Between 800 and 1300, in spite of the great diversity of populations and governments, and in spite of the frequent wars and struggles between peoples, strong links were established among the centres on both shores of the sea. In particular, from the 13th century on, the Republic of Venice began to make its name with an increasing trading power rather than political power. Destined to become a point of reference, or at the least a point of greater exchanges of languages and artistic phenomena, Venice was linked to the oriental Byzantine world which it acknowledged as its most active centre of economic and artistic interests.
The links between Venice and Byzantium were to lead to rich and varied artistic production with the contribution of eastern artists from Greece and Dalmatia up to the early fifteenth century. In subsequent centuries Venice opened up to new languages.
Venice’s relations with the East were always close: the eastern countries were regular ports of call for the whole duration of the Republic.
Between 800 and the year 1000 Venice intensified and developed sea traffic, reaching increasingly distant ports: this paved the way to Venice’s fortune and its control of the seas towards the East, augmenting its power and authority. The three great powers of the day were the Teutonic empire in central Europe, the Greek empire between the coasts of Asia Minor and the Balkans, and the Arab empire: three empires of different structures but each of them motivated by great religious power and a firmness of ideals that went beyond the strictly political.
Rivalry notwithstanding, the German and Byzantine empires shared a common ideal: awareness of being the legitimate heirs of the Roman empire, continuers of the Eastern and Western empires. When in the 9th century Venice took to the seas with the negligible power of an independent Republic dedicated to trade, the problem of the Arabs (then known as “Saracens“) scarcely affected it.
Venice’s basic political line was oriented towards Byzantium, due to an irrepressible attraction felt for the most active centre of its economic interests, of art, of splendour and of a theocratic conception of government.

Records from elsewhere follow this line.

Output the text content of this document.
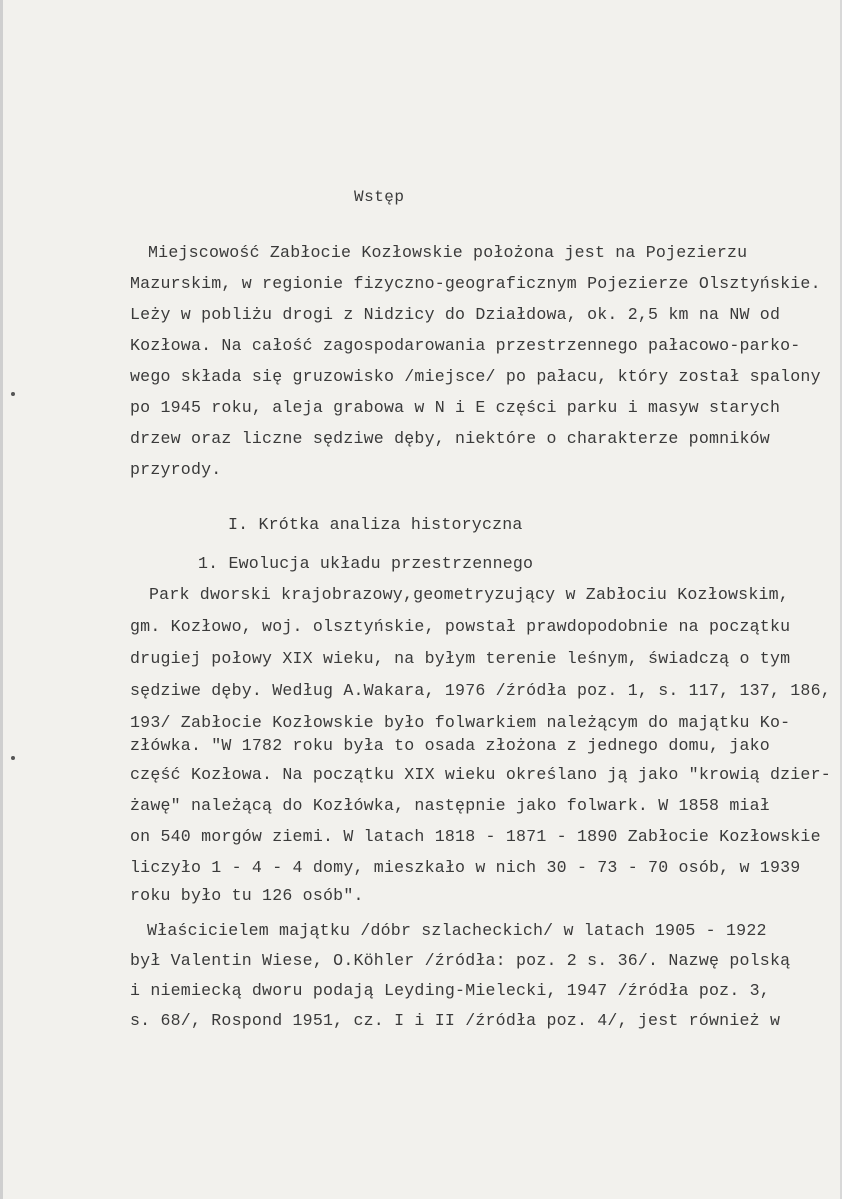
Wstęp
Miejscowość Zabłocie Kozłowskie położona jest na Pojezierzu
Mazurskim, w regionie fizyczno-geograficznym Pojezierze Olsztyńskie.
Leży w pobliżu drogi z Nidzicy do Działdowa, ok. 2,5 km na NW od
Kozłowa. Na całość zagospodarowania przestrzennego pałacowo-parko-
wego składa się gruzowisko /miejsce/ po pałacu, który został spalony
po 1945 roku, aleja grabowa w N i E części parku i masyw starych
drzew oraz liczne sędziwe dęby, niektóre o charakterze pomników
przyrody.
I. Krótka analiza historyczna
1. Ewolucja układu przestrzennego
Park dworski krajobrazowy,geometryzujący w Zabłociu Kozłowskim,
gm. Kozłowo, woj. olsztyńskie, powstał prawdopodobnie na początku
drugiej połowy XIX wieku, na byłym terenie leśnym, świadczą o tym
sędziwe dęby. Według A.Wakara, 1976 /źródła poz. 1, s. 117, 137, 186,
193/ Zabłocie Kozłowskie było folwarkiem należącym do majątku Ko-
złówka. "W 1782 roku była to osada złożona z jednego domu, jako
część Kozłowa. Na początku XIX wieku określano ją jako "krowią dzier-
żawę" należącą do Kozłówka, następnie jako folwark. W 1858 miał
on 540 morgów ziemi. W latach 1818 - 1871 - 1890 Zabłocie Kozłowskie
liczyło 1 - 4 - 4 domy, mieszkało w nich 30 - 73 - 70 osób, w 1939
roku było tu 126 osób".
Właścicielem majątku /dóbr szlacheckich/ w latach 1905 - 1922
był Valentin Wiese, O.Köhler /źródła: poz. 2 s. 36/. Nazwę polską
i niemiecką dworu podają Leyding-Mielecki, 1947 /źródła poz. 3,
s. 68/, Rospond 1951, cz. I i II /źródła poz. 4/, jest również w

In art, as in every other aspect of its life, Venice was born Byzantine and essentially remained so for centuries. Political, social and commercial relationships, its geographical location and the character of its people all linked Venice with the East, right from the earliest centuries of its existence. Later when its constitution grew stronger and trade increasingly intensified, Venice began to be enriched by works, and here too it was influenced by the East and Byzantium as well as by other places where Byzantine art flourished (Ravenna, Grado, Parenzo). Artists were brought from the East to reproduce typically Byzantine models, works and mosaics.
This bond was also aided by the absence of a strong classical tradition and the lack of relations with the Italic civilisation on the mainland. Venice became the most typical oriental environment in the west.
Until 1300 and beyond a very great deal of inspiration was drawn from schemes and models of oriental art, but over the following centuries this influence gradually weakened with the advent of other currents. The first city to give Venice artistic models and forms was Byzantium with the gold, enamels and gems of its court’s refined and luxurious art. Then between the 12th and 14th centuries it was the Arabic-Islamic civilisation that supplied Venice with new sources of inspiration and forms for its own creations.